Saturday, March 7, 2009

Moral Dilemmas

I was stumbling again today and I came across a Website called Some Moral Dilemmas. This websites gives a list of moral dilemmas from a book called Moral Reasoning, by Victor Grassian (Prentice Hall, 1981, 1992).

Reading this website brought back memories of an Ethics class I once took where I argued with a professor that ethics and morals have a religious background. If you don't know right from wrong because you were never taught as a child what God considered right or wrong than how can you know what is ethical or moral? This professor did not agree with my theory and brought up the question of atheists who don't believe in God, weren't taught right or wrong as decided by God. Did that mean atheists didn't know how to be ethical or moral? It made me think. But I think what I was trying to say is that for me, making ethical or moral decisions is based somewhat on WWJD - What would Jesus Do, even way before that saying became popular.

So in reading some of the moral dilemmas on the website I noticed that my decisions are based on my faith, my religious upbringing and WWJD. Read some of them and see what you think? For instance...here's a random one:

A Parent's Agonizing Choice
You are an inmate in a concentration camp. A sadistic guard is about to hang your son who tried to escape and wants you to pull the chair from underneath him. He says that if you don't he will not only kill your son but some other innocent inmate as well. You don't have any doubt that he means what he says. What should you do?

My immediate reaction is that God says Thou Shall Not Kill. He doesn't say Thou Shall Not Kill unless your children are in mortal danger. So morally and ethically according to my religious upbringing I answered that I would not do what the guard wanted me to do. Not because it was my son, but because it's not in my hands to take another person's life. Even if taking that life will save another.

But then I got to thinking further, that peace officers and soldiers and doctors make those decisions everyday. Sometimes you have to take the life of someone to save the life of someone else. Peace officers may have to shoot a bank robber who has taken hostages in order to save the lives of the hostages. Soldiers may have to take lives of innocent bystanders in order to save the lives of even more humans in the community. A doctor may have to terminate a pregnancy in order to save the mother.

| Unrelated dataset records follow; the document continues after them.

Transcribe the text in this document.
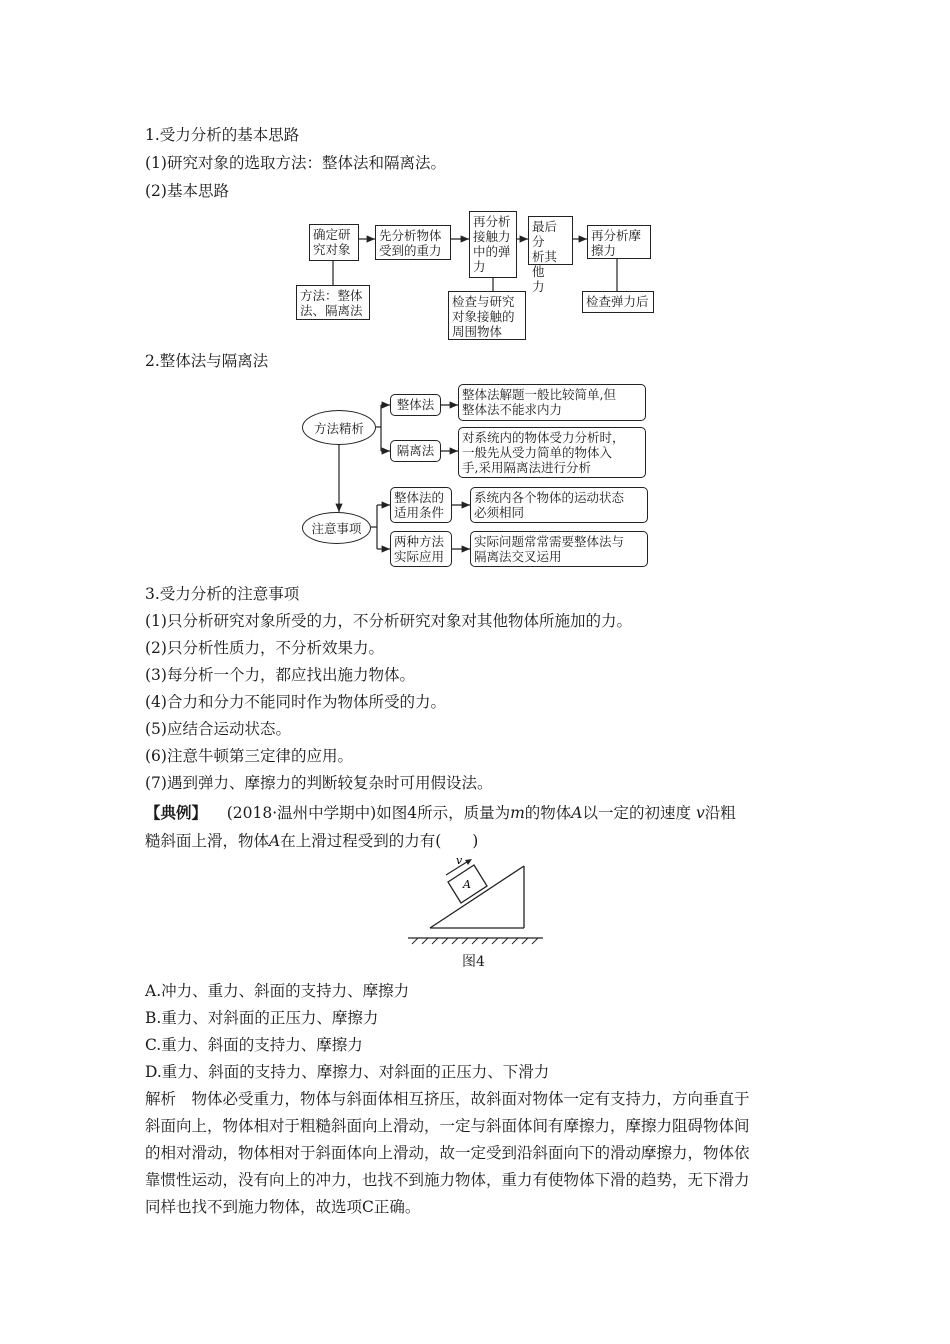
1.受力分析的基本思路
(1)研究对象的选取方法：整体法和隔离法。
(2)基本思路
确定研
究对象
先分析物体
受到的重力
再分析
接触力
中的弹
力
最后分
析其他
力
再分析摩
擦力
方法：整体
法、隔离法
检查与研究
对象接触的
周围物体
检查弹力后
2.整体法与隔离法
方法精析
注意事项
整体法
整体法解题一般比较简单,但
整体法不能求内力
隔离法
对系统内的物体受力分析时，
一般先从受力简单的物体入
手,采用隔离法进行分析
整体法的
适用条件
系统内各个物体的运动状态
必须相同
两种方法
实际应用
实际问题常常需要整体法与
隔离法交叉运用
3.受力分析的注意事项
(1)只分析研究对象所受的力，不分析研究对象对其他物体所施加的力。
(2)只分析性质力，不分析效果力。
(3)每分析一个力，都应找出施力物体。
(4)合力和分力不能同时作为物体所受的力。
(5)应结合运动状态。
(6)注意牛顿第三定律的应用。
(7)遇到弹力、摩擦力的判断较复杂时可用假设法。
【典例】 (2018·温州中学期中)如图4所示，质量为m的物体A以一定的初速度 v沿粗
糙斜面上滑，物体A在上滑过程受到的力有(　　)
v
A
图4
A.冲力、重力、斜面的支持力、摩擦力
B.重力、对斜面的正压力、摩擦力
C.重力、斜面的支持力、摩擦力
D.重力、斜面的支持力、摩擦力、对斜面的正压力、下滑力
解析　物体必受重力，物体与斜面体相互挤压，故斜面对物体一定有支持力，方向垂直于
斜面向上，物体相对于粗糙斜面向上滑动，一定与斜面体间有摩擦力，摩擦力阻碍物体间
的相对滑动，物体相对于斜面体向上滑动，故一定受到沿斜面向下的滑动摩擦力，物体依
靠惯性运动，没有向上的冲力，也找不到施力物体，重力有使物体下滑的趋势，无下滑力
同样也找不到施力物体，故选项C正确。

It's interesting to contemplate all these different dilemmas and choices that can be made and why. For instance, this dilemma:

The Fat Man and the Impending Doom
A fat man leading a group of people out of a cave on a coast is stuck in the mouth of that cave. In a short time high tide will be upon them, and unless he is unstuck, they will all be drowned except the fat man, whose head is out of the cave. [But, fortunately, or unfortunately, someone has with him a stick of dynamite.] There seems no way to get the fat man loose without using [that] dynamite which will inevitably kill him; but if they do not use it everyone will drown. What should they do?
Since the fat man is said to be "leading" the group, he is responsible for their predicament and reasonably should volunteer to be blown up. The dilemma becomes more acute if we substitute a pregnant woman for the fat man. She would have been urged by the others to go first out of the cave.

What do you think? How would you vote?